Ample evidence from the Middle Paleolithic, which spans 300,000 to 50,000 years ago, has shown that Neanderthals regularly used fire. However, it was unclear whether they collected natural fire, or produced it themselves.
The familiar fire-starting method of producing a shower of sparks over tinder by striking steel against flint first originated in the Iron Age. Prior to this, ample evidence suggests humans used an iron-containing mineral called pyrite to strike flint. Indeed, flint tools that had most likely been used for this purpose have been found at numerous Homo sapiens archaeological sites throughout Eurasia.
However, no dedicated fire-making tools had ever been found at Neanderthal sites. Any flint tools that had been discovered appear to have been used for other things, such as animal butchering.
Nevertheless, there were hints that Neanderthals had an interest in fire making. For example, there is evidence that late Neanderthals collected manganese dioxide (MnO2), a mineral that when crushed to a powder can lower the combustion temperature of woody tinder, making it easier to light.
In the new study, archaeologist Andrew Sorensen at Leiden University in the Netherlands and his colleagues re-examined some flint tools that had been found at multiple Neanderthal sites across France. Using a technique called microwear analysis, they identified macroscopic and microscopic striations that suggest the flint tools had been repeatedly struck with a hard mineral.

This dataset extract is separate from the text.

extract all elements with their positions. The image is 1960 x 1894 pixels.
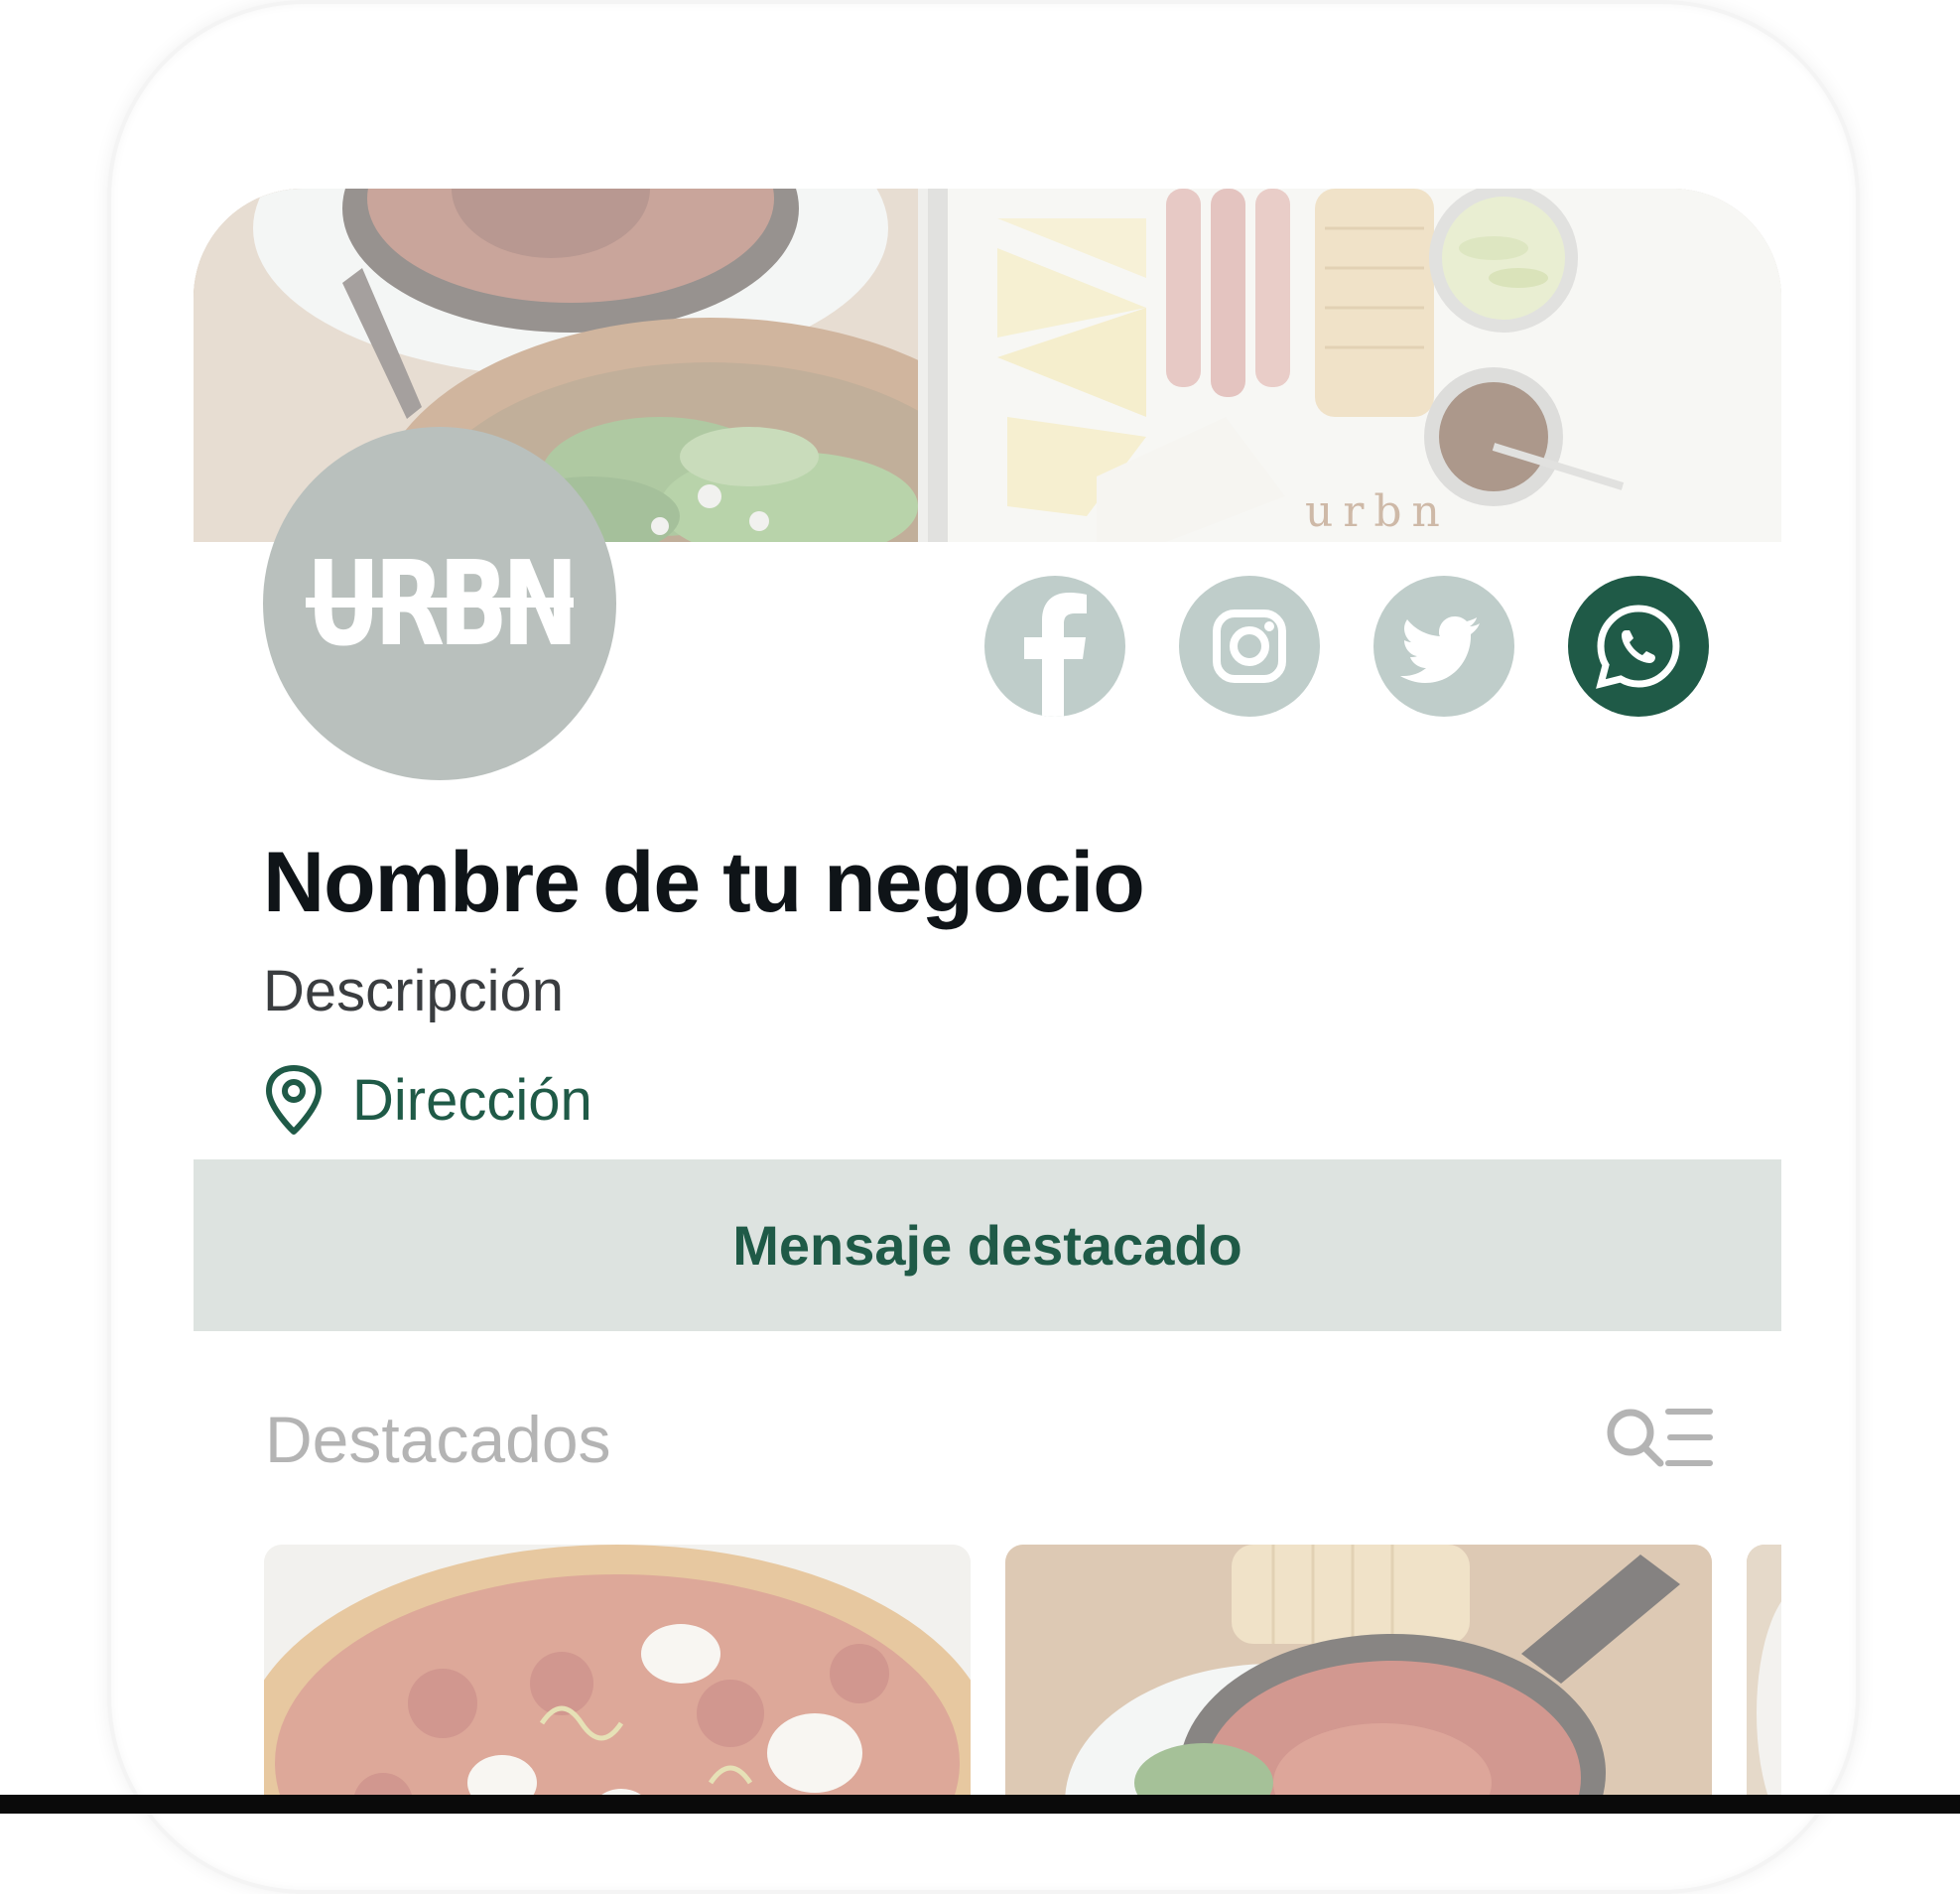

The researchers then conducted an experiment to see if they could produce similar markings on replica flint tools by using them in a number of different tasks, including fire-making via striking with pyrite fragments. They found that not only was it possible to produce sparks by striking the replica flint with pyrite, but the markings produced by this process were the closest match to the markings found on the Neanderthal flint tools.
Taken together, these findings represent strong evidence that Neanderthals systematically used tools to make fire. This in turn has interesting implications for the understanding of Neanderthal cognition.